Томине падает на доску
— Старения нет… — лицо Эномото застывает, — …кожа чистая, силы не занимать…
— Учитель, мне холодно, — едва слышный голос аколита. — Мне холодно, Учитель.
— За рекой Саншо, — Широяма произносит последние слова, — вас ожидают ваши жертвы. — Язык и губы больше не подчиняются ему. «Кто-то скажет, — тело Широямы каменеет, — что нет загробной жизни. Кто-то скажет, что человеческие создания не более вечны, чем мыши или мухи — однодневки. Но ваши глаза, Эномото, доказывают, что ад — это не выдумка, потому что он — в них». Пол вздыбливается и становится стеной.
Эномото не успевает проклясть его, проклятье обрывается на полуслове.
«Оставь его здесь, — думает магистрат. — Оставь все здесь…»
Сердце Широямы останавливается. В ухе бьется пульс земли.
В дюйме лежит ракушечный камень для игры в го, идеальный и гладкий…
…черная бабочка садится на белый камень и раскрывает крылышки
Часть четвертая. Сезон дождей
1811 год
Глава 40. ХРАМ НА ГОРЕ И НАСА НАД НАГАСАКИ
Утро пятницы у 3 июля 1811 г.
Торжественная процессия движется по кладбищу, ведомая двумя буддийскими священниками, черные, белые и сине — черные цвета ряс напоминают Якобу о сороках — птицах, которых он уже не видел тринадцать лет. Один священник бьет в глухой барабан, а другой стучит палочками. Следом за ними — четверо эта с гробом Маринуса. Якоб идет со своим десятилетним сыном Юаном. Переводчики первого ранга Ивасе и Гото — в нескольких шагах позади, рядом с убеленным сединой, неувядаемым доктором Маено и Оцуки Мондзуро из Академии Ширандо. Замыкают шествие четыре стражника. За надгробие и гроб Маринуса заплатили академики, и директор де Зут благодарен их помощи: три последних сезона Дэдзима зависит от займов у казны Нагасаки.

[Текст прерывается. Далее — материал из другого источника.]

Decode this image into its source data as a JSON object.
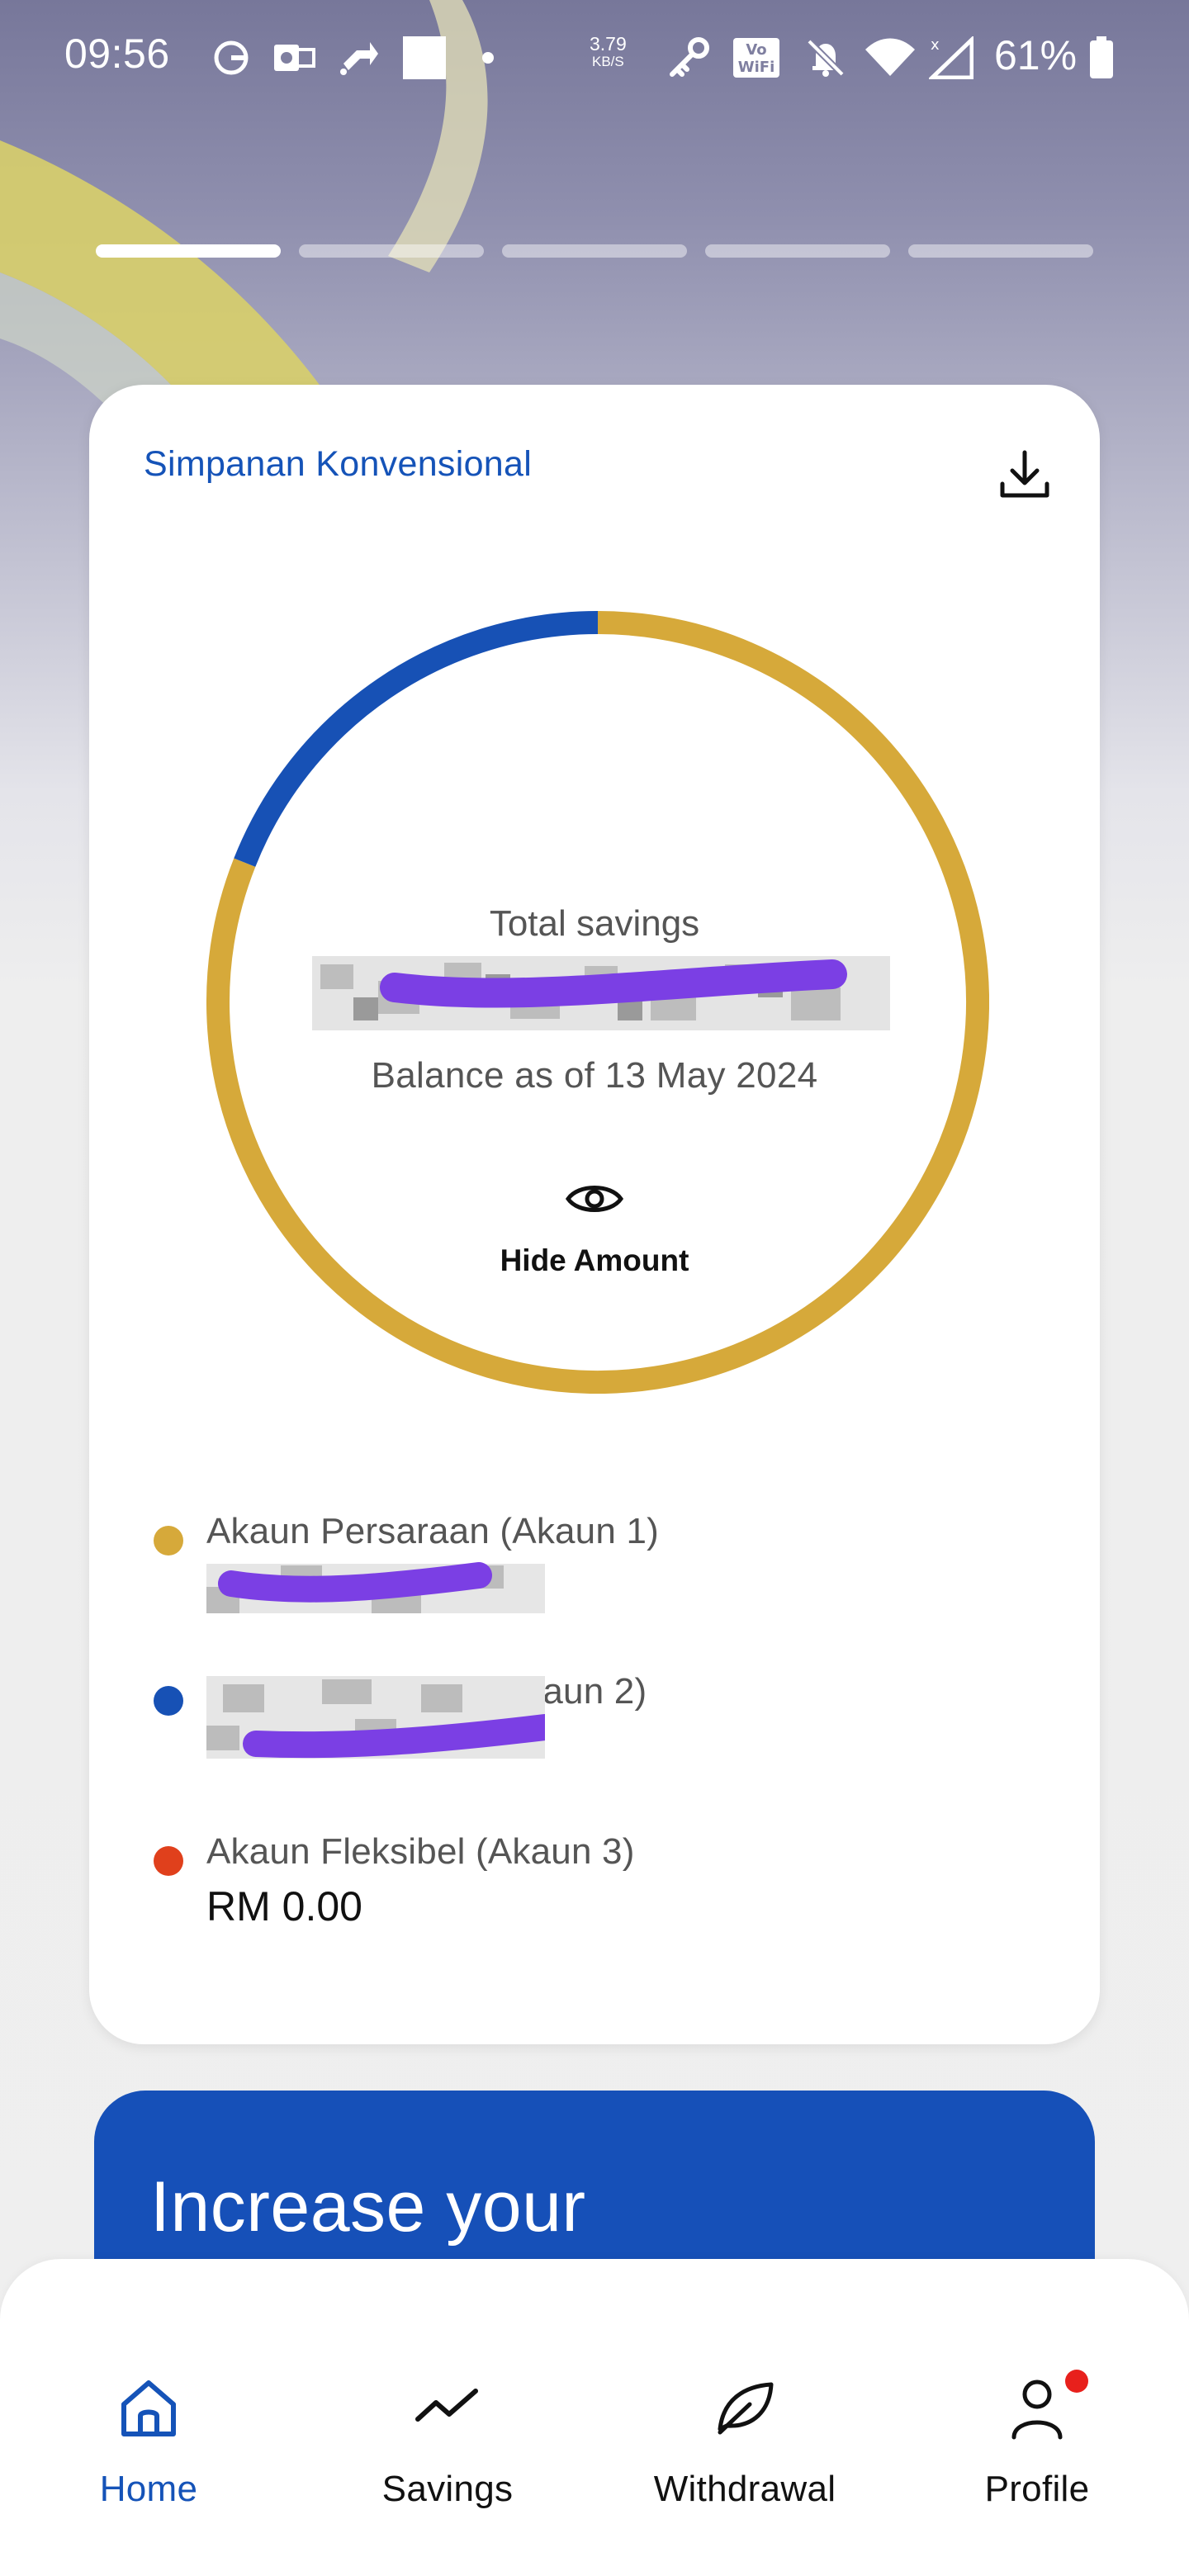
{
  "status_bar": {
    "time": "09:56",
    "speed_value": "3.79",
    "speed_unit": "KB/S",
    "battery_percent": "61%",
    "icons": [
      "g-app-icon",
      "outlook-icon",
      "cast-icon",
      "notification-icon",
      "square-icon",
      "dot-icon",
      "key-icon",
      "vowifi-icon",
      "bell-off-icon",
      "wifi-icon",
      "signal-icon",
      "battery-icon"
    ]
  },
  "story_progress": {
    "segments": 5,
    "active_index": 0
  },
  "card": {
    "title": "Simpanan Konvensional",
    "total_label": "Total savings",
    "total_amount_visible": false,
    "balance_label": "Balance as of 13 May 2024",
    "hide_amount_label": "Hide Amount"
  },
  "colors": {
    "accent_blue": "#1553b8",
    "gold": "#d6a93a",
    "donut_blue": "#1751b5",
    "flexible_red": "#e0401c"
  },
  "chart_data": {
    "type": "pie",
    "series": [
      {
        "name": "Akaun Persaraan (Akaun 1)",
        "fraction": 0.81,
        "color": "#d6a93a"
      },
      {
        "name": "Akaun Sejahtera (Akaun 2)",
        "fraction": 0.19,
        "color": "#1751b5"
      },
      {
        "name": "Akaun Fleksibel (Akaun 3)",
        "fraction": 0.0,
        "color": "#e0401c"
      }
    ]
  },
  "legend": [
    {
      "name": "Akaun Persaraan (Akaun 1)",
      "value": "",
      "color": "#d6a93a",
      "redacted": true
    },
    {
      "name": "Akaun Sejahtera (Akaun 2)",
      "value": "",
      "color": "#1751b5",
      "redacted": true
    },
    {
      "name": "Akaun Fleksibel (Akaun 3)",
      "value": "RM 0.00",
      "color": "#e0401c",
      "redacted": false
    }
  ],
  "promo": {
    "text": "Increase your"
  },
  "nav": {
    "items": [
      {
        "label": "Home",
        "icon": "home-icon",
        "active": true
      },
      {
        "label": "Savings",
        "icon": "trend-icon",
        "active": false
      },
      {
        "label": "Withdrawal",
        "icon": "leaf-icon",
        "active": false
      },
      {
        "label": "Profile",
        "icon": "profile-icon",
        "active": false,
        "has_notification": true
      }
    ]
  }
}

Капли тумана собираются на рыжей бороде Якоба. Другие капли сбегают по шее под его менее всего заношенным воротником и теряются в теплом поту, покрывающем тело.
Иностранцев хоронят в самом конце кладбища, у опушки леса, которым зарос крутой склон. Это место напоминает Якобу угол для похорон самоубийц, примыкающий к церкви дяди в Домбурге. «К бывшей церкви дяди», — поправляет он себя. Последнее письмо из дома пришло на Дэдзиму три года тому назад, хотя Герти написала его за два года до получения. После смерти дяди сестра вышла замуж за директора школы в Гравенполдере — небольшом городке к востоку от Домбурга, и там же она учит малышей. Французская оккупация Валхерена делает жизнь трудной, призналась Герти, большая церковь в Вире, к примеру, превращена в казармы и конюшню для наполеоновского войска, но ее муж, написала она, хороший человек, и они счастливее, чем большинство.
Кукушкина песня разносится по туманному утру.
На участке захоронения иностранцев ожидает большая группа скорбящих, половина укрывается зонтиками. Медленный ход процессии позволяет ему внимательно рассмотреть несколько надгробий из двенадцати или тринадцати десятков, установленных здесь: он — первый голландец, когда-либо попавший в это место, — так, по крайней мере, думает Якоб, если верить записям
Доктор Маринус прибывает к месту своего последнего пристанища.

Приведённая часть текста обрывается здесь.